College students have been banding together to play video games for decades. But the popularity of online gaming has grown so much that colleges are now offering athletic scholarships for “e-sports” participants. University of Kansas researchers have authored a study in which they interviewed e-sports athletes who compete at a university where they receive athletic scholarships for their gaming abilities. The study examined if the e-sports athletes do in fact consider themselves athletes, what their motivations are for taking part in the new venture and if the experience adds to their social capital like that of a more traditional college athlete.
While many a parent has worried about their child failing out of school because of too much time with a game controller in hand, students are now earning scholarships specifically for their gaming skills. For the 2015-2016 school year, five schools in the U.S. were offering scholarships through their athletic departments to students to take part in e-sports. Dozens more have club teams in which students compete without scholarships. In 2015 ESPN2 first aired a show titled “Heroes of the Dorm” in which University of California-Berkeley students competed against Arizona State University in a multiplayer online battle arena game called “Heroes of the Storm.”
The KU researchers interviewed 33 students on e-sports scholarships to learn more about their experiences and what the growing trend can mean for other institutions.
“They openly acknowledged there are stereotypes against e-sports athletes. Many people would say they’re ‘just a bunch of nerds,’ but they viewed themselves as athletes,” said Claire Schaeperkoetter, KU doctoral student and one of the study’s authors. “They felt being part of a team contributed positively to their experience at the university.”
The respondents cited their intense practice hours — as much as six hours a day, six days a week — the fact that they have coaches dedicated solely to working with them and the skills and focus required to compete at a high level as justifications for the athlete tag.

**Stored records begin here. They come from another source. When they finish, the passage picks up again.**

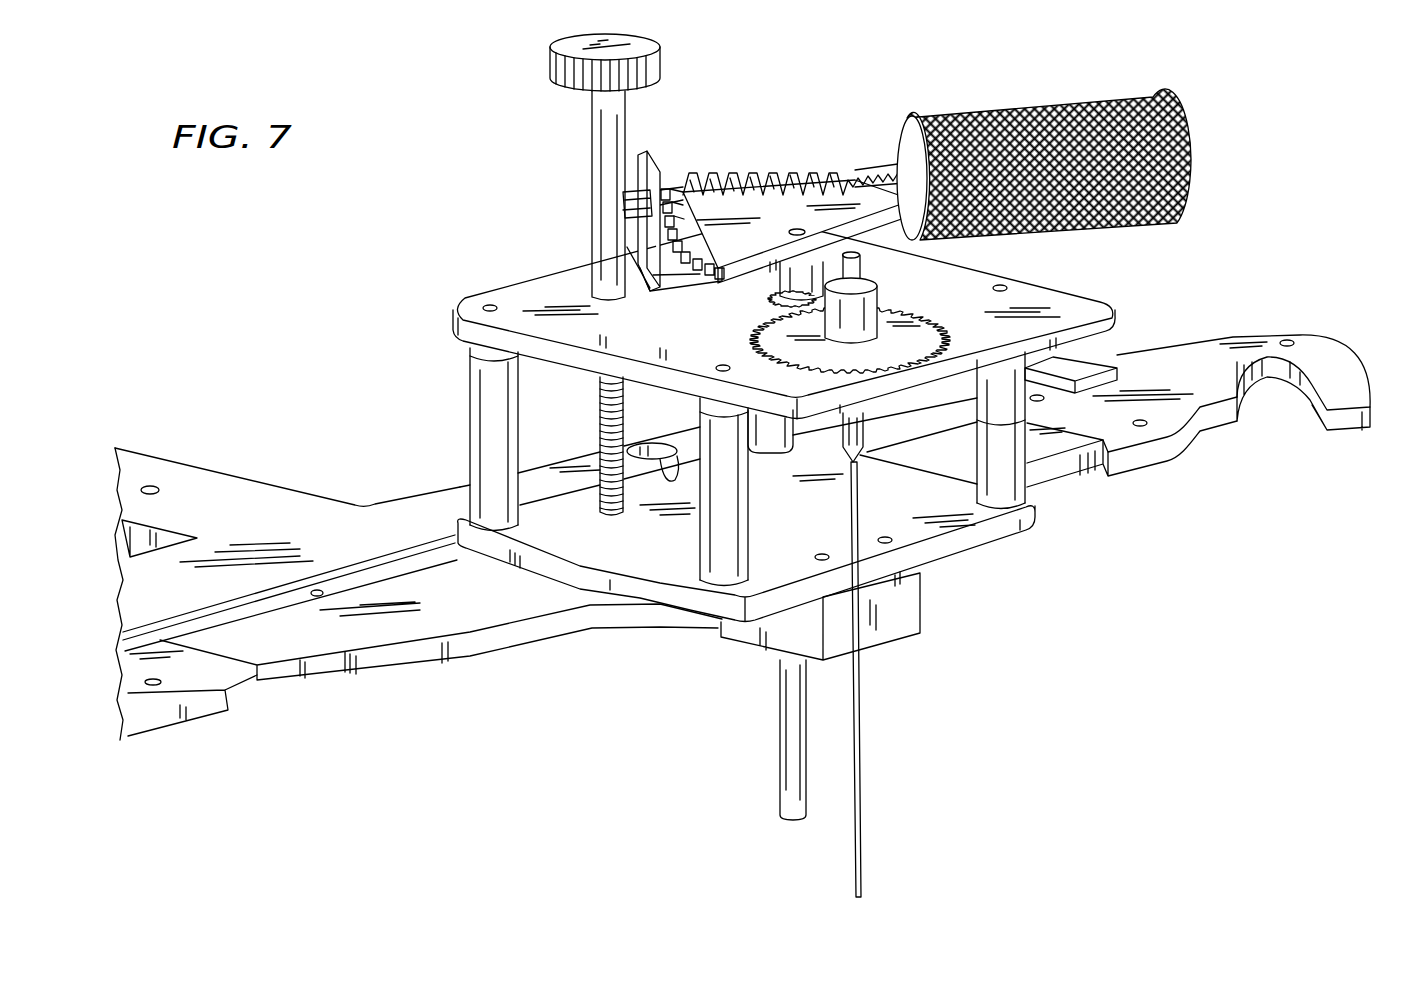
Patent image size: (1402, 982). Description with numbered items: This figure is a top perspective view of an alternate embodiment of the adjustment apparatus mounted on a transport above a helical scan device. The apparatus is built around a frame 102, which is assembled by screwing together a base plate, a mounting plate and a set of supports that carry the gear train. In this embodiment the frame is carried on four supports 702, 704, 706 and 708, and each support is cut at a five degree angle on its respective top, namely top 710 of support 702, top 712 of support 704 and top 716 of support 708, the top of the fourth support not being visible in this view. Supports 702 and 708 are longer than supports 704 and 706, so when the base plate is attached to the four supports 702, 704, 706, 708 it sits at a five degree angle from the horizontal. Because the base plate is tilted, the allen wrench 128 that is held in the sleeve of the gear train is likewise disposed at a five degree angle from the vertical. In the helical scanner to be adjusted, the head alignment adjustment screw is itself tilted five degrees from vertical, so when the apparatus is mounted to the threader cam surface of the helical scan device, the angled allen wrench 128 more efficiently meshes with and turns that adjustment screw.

The frame 102 is at (1118, 318).
The support 702 is at (713, 540).
The support 704 is at (1015, 482).
The support 706 is at (773, 440).
The support 708 is at (485, 437).
The top 710 is at (717, 410).
The top 712 is at (997, 408).
The top 716 is at (471, 348).
The allen wrench 128 is at (862, 760).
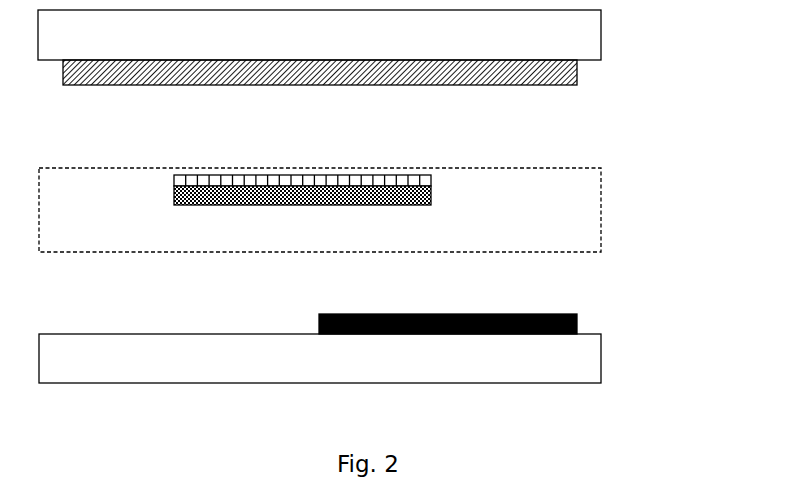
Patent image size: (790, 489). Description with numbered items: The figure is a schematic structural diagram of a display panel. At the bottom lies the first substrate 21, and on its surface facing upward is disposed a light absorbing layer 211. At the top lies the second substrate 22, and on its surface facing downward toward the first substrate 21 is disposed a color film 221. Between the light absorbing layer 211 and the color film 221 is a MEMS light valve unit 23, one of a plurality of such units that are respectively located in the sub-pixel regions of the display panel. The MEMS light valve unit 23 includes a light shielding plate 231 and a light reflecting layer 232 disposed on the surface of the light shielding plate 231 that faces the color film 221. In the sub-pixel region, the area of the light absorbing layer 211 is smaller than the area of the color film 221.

The first substrate 21 is at (601, 360).
The light absorbing layer 211 is at (577, 323).
The second substrate 22 is at (601, 36).
The color film 221 is at (577, 73).
The MEMS light valve unit 23 is at (601, 211).
The light shielding plate 231 is at (232, 205).
The light reflecting layer 232 is at (283, 180).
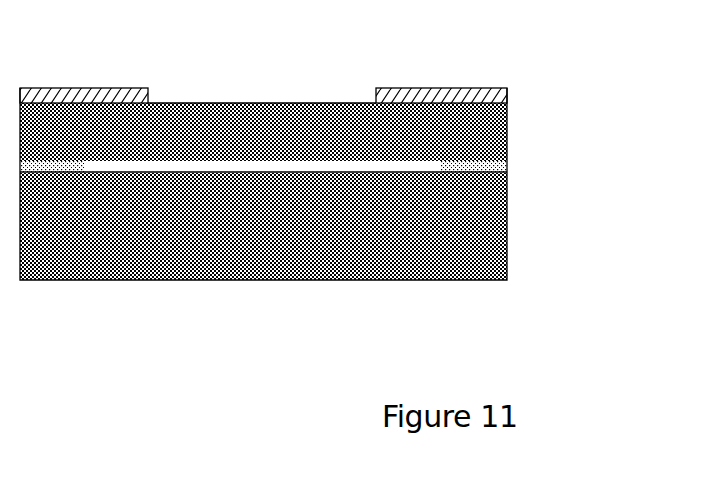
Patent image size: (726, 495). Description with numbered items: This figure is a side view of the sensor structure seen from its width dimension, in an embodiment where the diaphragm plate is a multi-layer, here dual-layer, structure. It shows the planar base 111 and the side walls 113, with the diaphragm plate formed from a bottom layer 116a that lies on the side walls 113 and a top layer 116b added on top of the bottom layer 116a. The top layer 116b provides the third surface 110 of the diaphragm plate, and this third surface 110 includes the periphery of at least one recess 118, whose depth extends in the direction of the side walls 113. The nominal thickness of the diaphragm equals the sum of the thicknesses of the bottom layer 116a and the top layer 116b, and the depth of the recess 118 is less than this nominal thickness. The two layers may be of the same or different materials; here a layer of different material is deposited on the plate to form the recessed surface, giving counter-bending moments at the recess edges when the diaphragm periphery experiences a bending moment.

The third surface 110 is at (418, 83).
The planar base 111 is at (490, 272).
The side walls 113 is at (506, 183).
The bottom layer 116a is at (506, 148).
The top layer 116b is at (506, 108).
The recess 118 is at (291, 92).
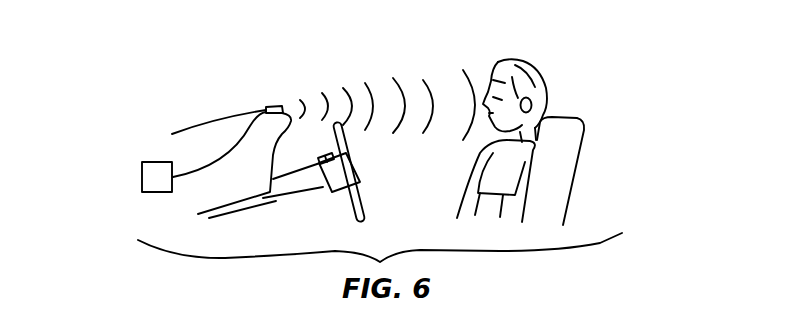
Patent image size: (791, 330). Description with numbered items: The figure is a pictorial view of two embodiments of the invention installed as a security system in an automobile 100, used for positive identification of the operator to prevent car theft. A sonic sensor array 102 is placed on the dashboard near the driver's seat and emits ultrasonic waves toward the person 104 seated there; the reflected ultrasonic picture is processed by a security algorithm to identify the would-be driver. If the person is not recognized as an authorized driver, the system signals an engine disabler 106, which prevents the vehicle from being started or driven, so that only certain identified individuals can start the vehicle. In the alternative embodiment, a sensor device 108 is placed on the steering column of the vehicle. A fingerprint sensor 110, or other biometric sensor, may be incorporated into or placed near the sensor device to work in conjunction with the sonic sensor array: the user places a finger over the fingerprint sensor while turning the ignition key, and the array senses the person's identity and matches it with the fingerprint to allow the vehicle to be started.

The automobile 100 is at (152, 109).
The sonic sensor array 102 is at (265, 108).
The person 104 is at (540, 72).
The engine disabler 106 is at (142, 174).
The sensor device 108 is at (348, 142).
The fingerprint sensor 110 is at (312, 192).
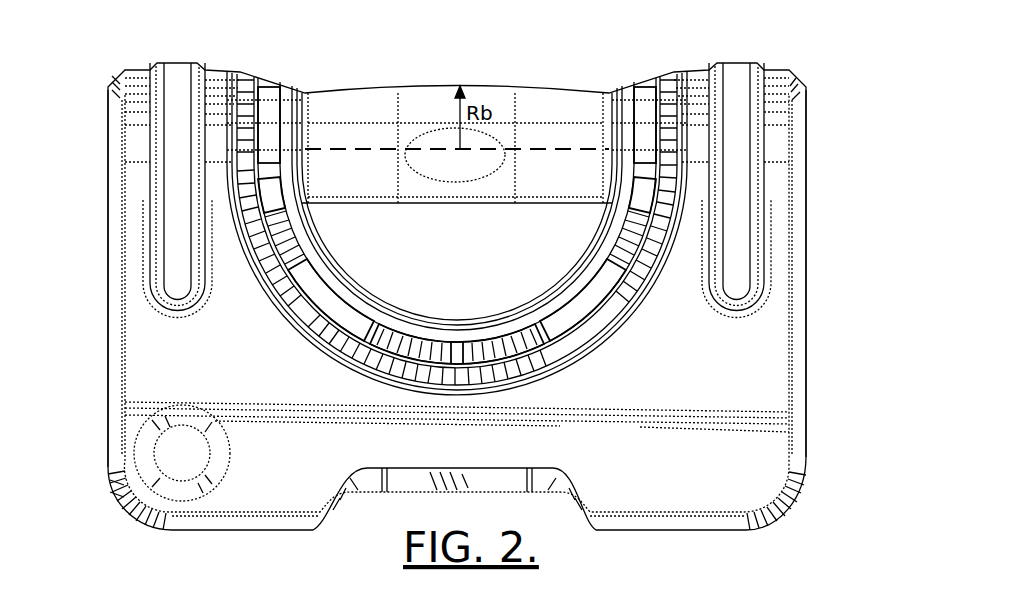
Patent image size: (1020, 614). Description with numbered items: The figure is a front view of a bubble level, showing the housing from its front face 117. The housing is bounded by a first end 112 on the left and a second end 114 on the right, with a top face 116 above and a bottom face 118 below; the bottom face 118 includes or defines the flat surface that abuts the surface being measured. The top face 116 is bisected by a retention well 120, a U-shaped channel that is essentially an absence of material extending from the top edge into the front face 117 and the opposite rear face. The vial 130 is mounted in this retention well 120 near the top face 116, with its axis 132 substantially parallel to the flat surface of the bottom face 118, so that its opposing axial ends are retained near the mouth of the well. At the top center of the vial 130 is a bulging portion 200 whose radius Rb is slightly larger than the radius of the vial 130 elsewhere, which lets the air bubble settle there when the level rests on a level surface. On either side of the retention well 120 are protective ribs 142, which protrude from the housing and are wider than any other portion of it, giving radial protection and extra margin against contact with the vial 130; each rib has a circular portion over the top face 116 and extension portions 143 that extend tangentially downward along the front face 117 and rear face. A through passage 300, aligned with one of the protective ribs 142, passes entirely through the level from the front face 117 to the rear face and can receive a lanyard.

The first end 112 is at (110, 328).
The second end 114 is at (806, 393).
The top face 116 is at (772, 88).
The front face 117 is at (457, 400).
The bottom face 118 is at (330, 528).
The retention well 120 is at (515, 303).
The vial 130 is at (427, 203).
The axis 132 is at (353, 149).
The protective ribs 142 is at (173, 140).
The extension portions 143 is at (170, 230).
The bulging portion 200 is at (436, 74).
The through passage 300 is at (166, 476).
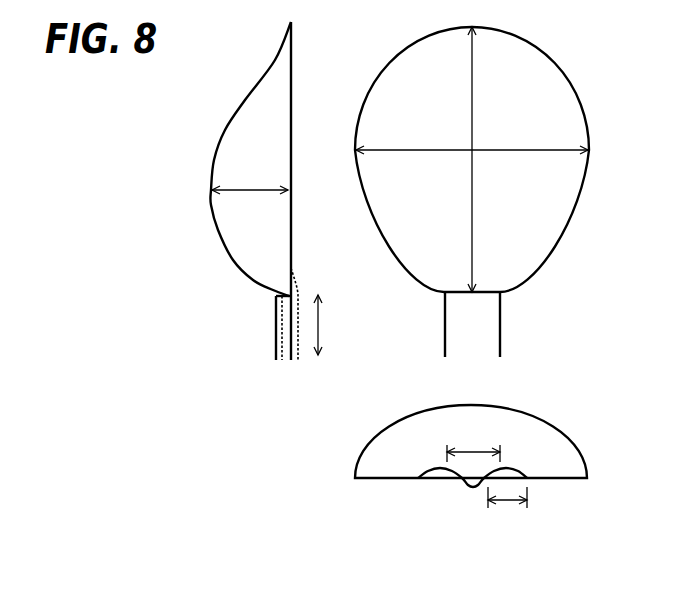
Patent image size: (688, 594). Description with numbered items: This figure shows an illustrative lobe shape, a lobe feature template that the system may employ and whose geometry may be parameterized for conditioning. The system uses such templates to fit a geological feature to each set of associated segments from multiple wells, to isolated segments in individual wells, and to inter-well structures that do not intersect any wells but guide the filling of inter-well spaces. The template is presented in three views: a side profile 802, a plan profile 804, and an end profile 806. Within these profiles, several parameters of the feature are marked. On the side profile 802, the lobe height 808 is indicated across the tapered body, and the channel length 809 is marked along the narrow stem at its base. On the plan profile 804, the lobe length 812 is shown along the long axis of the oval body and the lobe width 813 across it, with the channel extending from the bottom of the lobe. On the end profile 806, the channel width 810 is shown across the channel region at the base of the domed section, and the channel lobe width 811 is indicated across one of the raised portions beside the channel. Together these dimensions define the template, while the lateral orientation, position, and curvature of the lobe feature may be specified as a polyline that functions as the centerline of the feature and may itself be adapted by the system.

The side profile 802 is at (245, 191).
The plan profile 804 is at (475, 192).
The end profile 806 is at (475, 446).
The lobe height 808 is at (250, 177).
The channel length 809 is at (337, 325).
The channel width 810 is at (473, 439).
The channel lobe width 811 is at (505, 513).
The lobe length 812 is at (453, 159).
The lobe width 813 is at (472, 164).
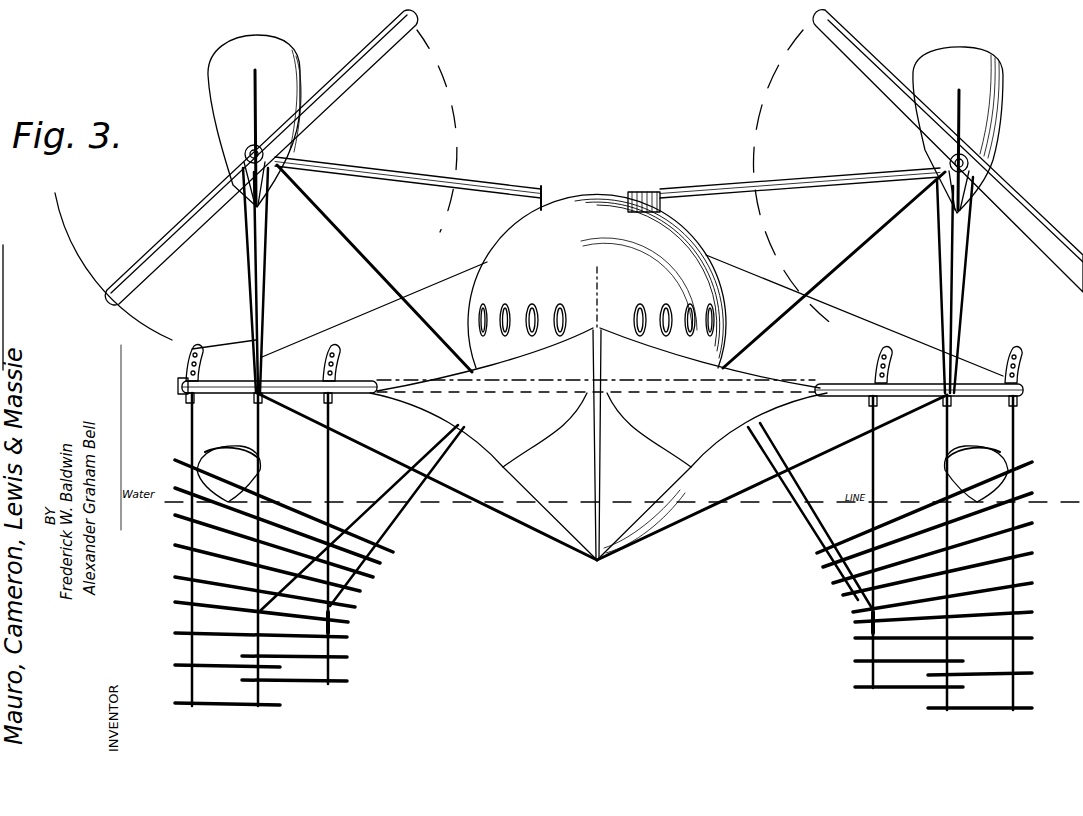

The students compete, either remotely or at a shared location, against other teams in online, strategy-based games such as “Halo,” “League of Legends” and “Heroes of the Storm.”
The students’ motivations for taking part varied, but one jumped out at the researchers. Like other star athletes, students had dreams of making a career out of their field of competition.
“One thing we were surprised by is that a lot of them said they wanted to go pro. Whether it was to continue playing and making money, or to meet people in the business and have a career in the industry. In that sense they’re just like many other college athletes,” said Jordan Bass, assistant professor of sport management and faculty adviser for the study.
Respondents said they also took up e-sports at the college level simply because they enjoyed gaming and wanted to continue in college, or the fact they were offered a scholarship sealed the deal.
College athletics have long been shown to help athletes and students gain social capital on their campuses. When asked if their e-sports participation helped in that regard, respondents said they formed strong relationships with teammates but didn’t necessarily gain capital outside of the team within their university. They reported not interacting much with athletes from the school’s other sporting programs, but they also attributed that largely to the intense time and emotional investments required for competition. The majority did report being proud to wear their school’s athletic apparel on campus and represent their team, despite not necessarily gaining capital and inclusion through their participation.
The findings can help shed light on a growing field that will likely spread to more campuses in the near future. While there are only five schools offering scholarships as of the study, there are more tournaments taking place across the country ever year, and more players are making money through online gaming and sponsorships. E-sports are not currently sanctioned by the NCAA or NAIA, but if they were, schools would face a litany of questions to answer before deciding to add a program, or how to address questions facing current programs. Not least among them, students who can now win money through tournaments would have to meet amateur eligibility guidelines.
Before that happens, e-sports have a potential to be a recruiting tool and moneymaker for schools. Those offering scholarships through their athletic department are all relatively small, tuition-driven institutions.
“I can see a lot of small colleges and universities saying, ‘This is a way we can attract students who wouldn’t come to our school otherwise,’” Bass said.
Understanding the students’ motivations could also help administrators boost student retention while avoiding a potentially high rate of burnout, as well as boosting sponsorship and strengthening the campus community as a whole, the authors wrote.
Schaeperkoetter, Bass and Brent Oja, a sport management doctoral graduate, presented the findings last month at the College Sport Research Institute conference in Columbia, South Carolina. They conducted the study with several other KU graduate students: Jon Mays, Kyle Krueger, Sean Hyland, Ron Christian and Zach Wilkerson.
A better understanding of e-sports, which many likely would not even consider sport, can help colleges and universities guide their way through a growing cultural and financial phenomenon.
“It doesn’t matter if we think e-sports are actually sports or not,” Bass said. “Athletic administrators across the country have determined it is sport. It’s a highly competitive activity that requires a special set of skills. If we can accept that, it can give a whole new set of people a college sporting experience.”